Today, novel and innovative concepts such as hybrid organic inorganic perovskite (HOIPs)-based photovoltaics/optoelectronics are emerging, allowing for radically new device applications with high economic prospects. Promising spintronic device concepts are based on the unique spin-related optoelectronic properties of HOIPs which includes the strong spin-orbit coupling (SOC), large-scale Rashba splitting, magneto-optical effect, a large Stark effect, triplet formation and polarized light-related effects. These behaviours offer the possibilities of developing new ways to control the performance of integrated optoelectronic devices through spin interactions between the photons and electrons. These studies could find applications ranging from high-density data storage to nano scale magnetic sensors for biotech and health applications. As a basis for all future applications, industry requires reliable measurement capabilities. Here, the SOC, Rashba effect and spin-degeneracy are explicitly listed as specific challenges for spin-HOIPs that need advanced scientific characterizations. More recently, a new branch of spintronics based on HOIPs has evolved, called spin-optoelectronics, being a combination of photons, spin and electrons. Combinations of spin-electron and spin-photon based SOC, Rashba and magnetic-optic effects are allowing new device concepts with promising applications. However, many of these theoretical concepts are yet to be tested experimentally, and there is therefore a scientific need to test and validate theoretical predictions. Since, we need to develop metrology tools and methods for reliable measurements to enable future applications.
The societal implications of these studies are profound. The potential applications span a wide range, from high-density data storage to nano-scale magnetic sensors for biotech and health applications. As society increasingly relies on advanced technologies for data storage, healthcare, and scientific advancements, the outcomes of these studies could have far-reaching effects on our daily lives.
However, for these innovations to be integrated into practical applications, reliable measurement capabilities are crucial for industry. Specific challenges, such as spin-orbit coupling, Rashba effects, and spin-degeneracy, need advanced scientific characterizations to ensure the robustness and viability of future applications. The development of metrology tools and methods becomes a societal imperative to facilitate the translation of theoretical concepts into tangible technologies that can benefit various sectors.
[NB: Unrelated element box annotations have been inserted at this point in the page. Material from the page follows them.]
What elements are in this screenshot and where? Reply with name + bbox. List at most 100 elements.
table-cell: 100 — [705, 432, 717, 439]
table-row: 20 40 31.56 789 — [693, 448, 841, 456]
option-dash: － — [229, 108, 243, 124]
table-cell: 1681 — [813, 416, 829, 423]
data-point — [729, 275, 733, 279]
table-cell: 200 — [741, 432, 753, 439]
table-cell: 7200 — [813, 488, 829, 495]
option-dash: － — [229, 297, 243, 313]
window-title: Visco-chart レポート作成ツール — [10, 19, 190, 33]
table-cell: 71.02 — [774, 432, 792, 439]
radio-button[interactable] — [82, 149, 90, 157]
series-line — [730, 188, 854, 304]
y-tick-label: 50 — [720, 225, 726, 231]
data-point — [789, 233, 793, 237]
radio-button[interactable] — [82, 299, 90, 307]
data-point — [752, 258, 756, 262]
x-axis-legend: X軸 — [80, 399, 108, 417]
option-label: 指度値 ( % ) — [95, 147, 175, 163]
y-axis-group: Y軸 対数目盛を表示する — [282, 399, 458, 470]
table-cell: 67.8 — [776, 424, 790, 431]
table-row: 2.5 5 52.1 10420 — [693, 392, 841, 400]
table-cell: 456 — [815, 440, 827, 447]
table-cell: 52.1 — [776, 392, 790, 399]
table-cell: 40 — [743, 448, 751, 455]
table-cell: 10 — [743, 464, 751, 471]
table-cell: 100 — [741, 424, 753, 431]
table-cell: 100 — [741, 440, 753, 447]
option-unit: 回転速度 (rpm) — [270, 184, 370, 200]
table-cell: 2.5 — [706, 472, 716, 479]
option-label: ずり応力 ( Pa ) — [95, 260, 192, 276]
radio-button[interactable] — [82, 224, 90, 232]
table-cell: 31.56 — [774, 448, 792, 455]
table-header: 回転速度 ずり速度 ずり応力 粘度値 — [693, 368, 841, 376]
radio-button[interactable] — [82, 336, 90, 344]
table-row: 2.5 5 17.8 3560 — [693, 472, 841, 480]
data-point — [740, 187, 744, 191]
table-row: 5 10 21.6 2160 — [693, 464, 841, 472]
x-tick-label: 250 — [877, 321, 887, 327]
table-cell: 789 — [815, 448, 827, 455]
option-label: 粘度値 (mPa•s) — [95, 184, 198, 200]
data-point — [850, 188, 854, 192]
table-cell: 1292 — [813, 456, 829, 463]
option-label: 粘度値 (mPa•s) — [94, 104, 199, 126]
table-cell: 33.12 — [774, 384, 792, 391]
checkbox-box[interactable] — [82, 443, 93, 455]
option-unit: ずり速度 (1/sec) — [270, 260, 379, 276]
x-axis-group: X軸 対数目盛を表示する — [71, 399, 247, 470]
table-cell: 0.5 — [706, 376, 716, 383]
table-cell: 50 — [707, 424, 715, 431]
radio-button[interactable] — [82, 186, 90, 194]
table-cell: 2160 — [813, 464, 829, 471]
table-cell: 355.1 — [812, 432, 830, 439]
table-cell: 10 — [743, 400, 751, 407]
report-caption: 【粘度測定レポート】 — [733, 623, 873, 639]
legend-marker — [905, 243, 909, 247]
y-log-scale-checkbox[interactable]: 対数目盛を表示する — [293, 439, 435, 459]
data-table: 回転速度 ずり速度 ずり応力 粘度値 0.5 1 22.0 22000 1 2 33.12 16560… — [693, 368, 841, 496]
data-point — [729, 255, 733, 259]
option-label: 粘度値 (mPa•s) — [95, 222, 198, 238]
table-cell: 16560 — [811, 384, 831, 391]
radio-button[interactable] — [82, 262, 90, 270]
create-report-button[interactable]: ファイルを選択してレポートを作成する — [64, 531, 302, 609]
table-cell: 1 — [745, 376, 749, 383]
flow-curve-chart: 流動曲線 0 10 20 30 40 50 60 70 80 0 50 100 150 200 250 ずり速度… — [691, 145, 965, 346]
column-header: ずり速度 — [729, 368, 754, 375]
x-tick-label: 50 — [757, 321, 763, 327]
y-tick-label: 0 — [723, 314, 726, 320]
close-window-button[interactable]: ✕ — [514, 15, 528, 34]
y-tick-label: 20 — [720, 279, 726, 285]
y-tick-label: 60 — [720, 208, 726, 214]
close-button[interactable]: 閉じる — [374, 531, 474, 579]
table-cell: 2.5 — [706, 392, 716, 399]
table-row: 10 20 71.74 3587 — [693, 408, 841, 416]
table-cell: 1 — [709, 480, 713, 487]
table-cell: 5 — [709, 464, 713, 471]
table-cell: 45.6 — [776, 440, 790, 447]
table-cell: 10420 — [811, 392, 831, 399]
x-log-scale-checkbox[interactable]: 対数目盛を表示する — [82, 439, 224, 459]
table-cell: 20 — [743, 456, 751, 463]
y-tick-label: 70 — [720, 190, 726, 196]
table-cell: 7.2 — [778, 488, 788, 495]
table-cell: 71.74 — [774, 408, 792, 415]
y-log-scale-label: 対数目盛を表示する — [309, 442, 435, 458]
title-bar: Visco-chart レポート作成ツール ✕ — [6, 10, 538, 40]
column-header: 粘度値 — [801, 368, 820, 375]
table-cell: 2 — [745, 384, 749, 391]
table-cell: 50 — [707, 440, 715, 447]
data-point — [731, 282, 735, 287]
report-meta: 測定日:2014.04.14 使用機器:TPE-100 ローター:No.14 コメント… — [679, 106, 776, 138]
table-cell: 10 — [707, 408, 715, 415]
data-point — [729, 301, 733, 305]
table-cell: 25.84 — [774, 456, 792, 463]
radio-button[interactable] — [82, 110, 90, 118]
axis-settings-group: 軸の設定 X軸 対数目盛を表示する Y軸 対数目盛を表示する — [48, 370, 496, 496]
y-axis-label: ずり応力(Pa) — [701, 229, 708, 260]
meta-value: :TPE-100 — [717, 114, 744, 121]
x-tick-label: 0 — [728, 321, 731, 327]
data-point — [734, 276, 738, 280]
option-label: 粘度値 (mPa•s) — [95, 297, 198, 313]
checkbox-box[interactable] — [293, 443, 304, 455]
The main goals of this SpinPVK project are to observe the Rashba effect in HOIP spin-photovoltaic devices by magnetic current measurement under light illuminations. Scientific and technical specific objectives: This project addresses fundamental research and enabling metrology
for studying photon induced spintronics behaviour in HOIPs spin-based devices with the following specific objectives:
✓ To obtain the high magneto-current and improve photovoltaic performance in 2D/3D HOIP by altering the magnetization configuration of the two ferro-magnetic electrodes from parallel to antiparallel (spin-PV).
✓ To study the spin splitting (Rashba) of 2D/3D HOIP observed from the helicity-dependent steady state photocurrent by using the circular photogalvanic effect (CPGE).
✓ To enhance the magnetoconductivity (~ open circuit voltage) by the effect of controlled light intensities (Spin- LED).
✓ To reduce the pinholes, impurities, traps and to improve the spin transport in HOIPs by decreasing the magnetoresistance (SV-GMR)